Laura kesal lagi lagi orang di rumah ini terus saja menekan hidupnya untuk mengandung keturunannya demi kelangsungan perusahaan sedang di pimpin oleh suaminya itu.

"Nona, biar kami yang membereskan semua ini." cegah pelayan itu takut dengan majikannya jika salah satu keluarga itu turun tangan untuk membereskan pekerjaan rumah.

"Tidak apa-apa, cuma membereskan saja." tolak Laura. Ini adalah pekerjaan sehari-hari membereskan rumahnya seorang diri.

Mengingat rumah ia begitu merindukan rumahnya peninggalan kedua orang tuanya penuh dengan kenangan. ia ingin pulang hidup di rumah sederhananya.

"Nona." panggil pelayan mengangetkan Laura sedang memegang piring.

Prangg....

Piring tersebut jatuh berserakan hingga membuat Laura merasa kaget.

"Maaf, saya tak sengaja." ucap Laura merasa takut, ia tak sengaja menjatuhkan piring tersebut.

"Ada apa ini?" tanya Mama Linda kembali lagi karena lupa membawa dompetnya.

"Ya ampun siapa yang pecahin piring itu?" teriak Mama Linda marah melihat piring itu sudah hancur berserakan di atas lantai.

Laura dan pelayan tersebut tertunduk karena takut, dengan kemarahan wanita tua tak ada lelahnya.

"Siapa yang pecahin piring itu?" tanya mama Linda mengulang pertanyaan untuk kedua kalinya.

"Saya, Nyonya." jawab Laura mengakui kesalahannya. ia mungkin ia melemparkan kesalahan itu pada pelayan tersebut.

"Lagi lagi Kamu terus saja berbuat kesalahan.
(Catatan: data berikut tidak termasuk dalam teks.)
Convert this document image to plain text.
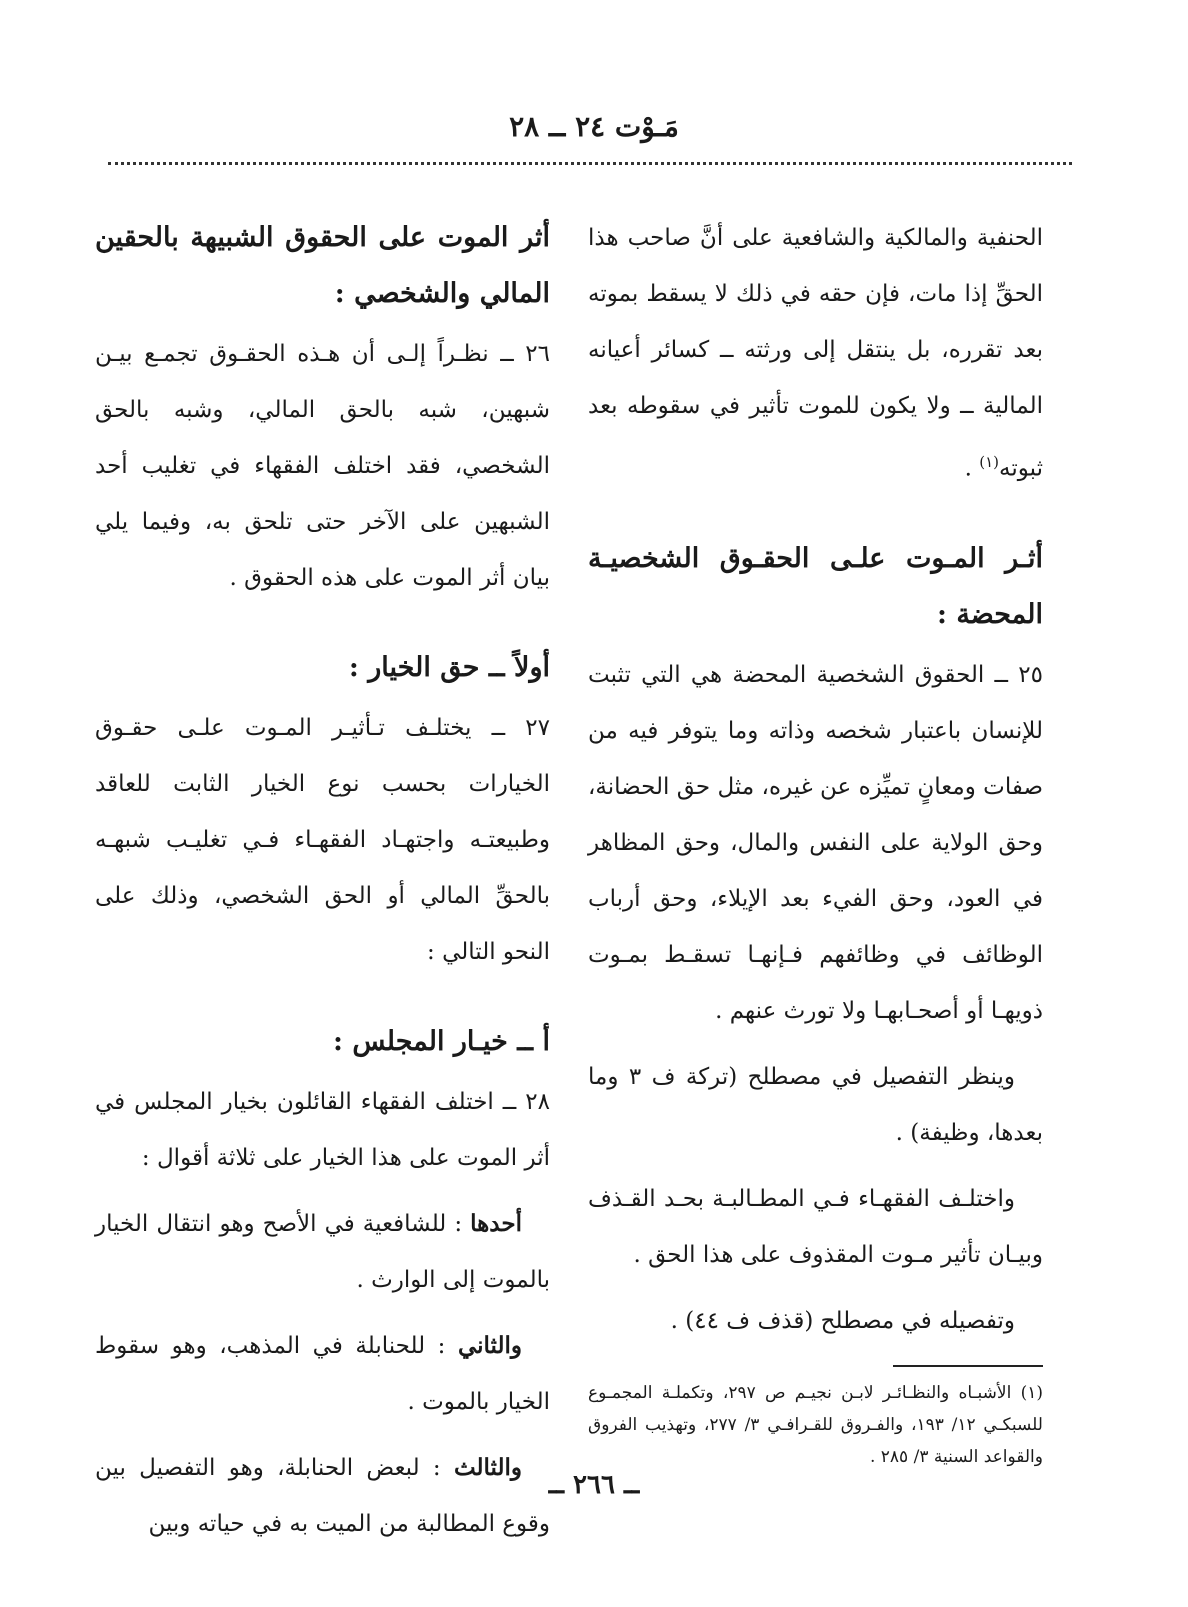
مَـوْت ٢٤ ــ ٢٨

الحنفية والمالكية والشافعية على أنَّ صاحب هذا الحقِّ إذا مات، فإن حقه في ذلك لا يسقط بموته بعد تقرره، بل ينتقل إلى ورثته ــ كسائر أعيانه المالية ــ ولا يكون للموت تأثير في سقوطه بعد ثبوته$^{(١)}$ .

أثـر المـوت علـى الحقـوق الشخصيـة المحضة :

٢٥ ــ الحقوق الشخصية المحضة هي التي تثبت للإنسان باعتبار شخصه وذاته وما يتوفر فيه من صفات ومعانٍ تميِّزه عن غيره، مثل حق الحضانة، وحق الولاية على النفس والمال، وحق المظاهر في العود، وحق الفيء بعد الإيلاء، وحق أرباب الوظائف في وظائفهم فـإنهـا تسقـط بمـوت ذويهـا أو أصحـابهـا ولا تورث عنهم .

وينظر التفصيل في مصطلح (تركة ف ٣ وما بعدها، وظيفة) .

واختلـف الفقهـاء فـي المطـالبـة بحـد القـذف وبيـان تأثير مـوت المقذوف على هذا الحق .

وتفصيله في مصطلح (قذف ف ٤٤) .

(١) الأشبـاه والنظـائـر لابـن نجيـم ص ٢٩٧، وتكملـة المجمـوع للسبكـي ١٢/ ١٩٣، والفـروق للقـرافـي ٣/ ٢٧٧، وتهذيب الفروق والقواعد السنية ٣/ ٢٨٥ .

أثر الموت على الحقوق الشبيهة بالحقين المالي والشخصي :

٢٦ ــ نظـراً إلـى أن هـذه الحقـوق تجمـع بيـن شبهين، شبه بالحق المالي، وشبه بالحق الشخصي، فقد اختلف الفقهاء في تغليب أحد الشبهين على الآخر حتى تلحق به، وفيما يلي بيان أثر الموت على هذه الحقوق .

أولاً ــ حق الخيار :

٢٧ ــ يختلـف تـأثيـر المـوت علـى حقـوق الخيارات بحسب نوع الخيار الثابت للعاقد وطبيعتـه واجتهـاد الفقهـاء فـي تغليـب شبهـه بالحقِّ المالي أو الحق الشخصي، وذلك على النحو التالي :

أ ــ خيـار المجلس :

٢٨ ــ اختلف الفقهاء القائلون بخيار المجلس في أثر الموت على هذا الخيار على ثلاثة أقوال :

أحدها : للشافعية في الأصح وهو انتقال الخيار بالموت إلى الوارث .

والثاني : للحنابلة في المذهب، وهو سقوط الخيار بالموت .

والثالث : لبعض الحنابلة، وهو التفصيل بين وقوع المطالبة من الميت به في حياته وبين

ــ ٢٦٦ ــ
Kamu maunya apa?" pekik mama Linda menyeret tangan Laura kearah samping halaman rumah. Ia akan memberikan hukuman agar mantunya itu tak lagi melawan dirinya.

"Lepas, nyonya. Saya mau di apain?" tanya Laura sedikit memberontak. ia tak ingin di hukum.

Brukkkk..

Mama Linda menghempaskan tubuh mantunya itu keatas rumput di samping halaman rumahnya. ia akan memberikan hukuman agar Laura itu sadar akan posisi di rumah ini.

"Kamu saya hukum untuk berdiri 3 jam agar kamu tahu kesalahan mu hingga kamu minta maaf dan mengikuti apa maunya saya."

"Atau saya akan berikan kamu pilihan. Yang pertama kamu turutin kemauan saya, hidup mu akan nyaman dan tentram tapi sebaliknya jika kamu terus melawan, kamu akan menanggung akibatnya." ucapnya lagi memberikan pilihan agar mantunya itu rela meminjamkan rahimnya untuk mengandung cucunya.

Ia tak ingin terus di tanyakan tentang cucu oleh teman arisannya hingga sekarang. Teman-temannya sudah memiliki cucu yang lucu.

Laura geram dengan pilihan ibu mertuanya tak ada yang baik menurutnya semua sama saja menyudutkan dirinya untuk menyewakan rahimnya pada mereka.

"Kenapa diam? Apa kamu setuju?" tanya mama Linda.

"Saya tidak setuju dengan pilihan yang nyonya ucapkan tadi. Saya keberatan." protes Laura tak ingin di jadikan sebagai mencetak anak setelah itu di hempaskan begitu saja setelah mereka mendapatkan apa maunya.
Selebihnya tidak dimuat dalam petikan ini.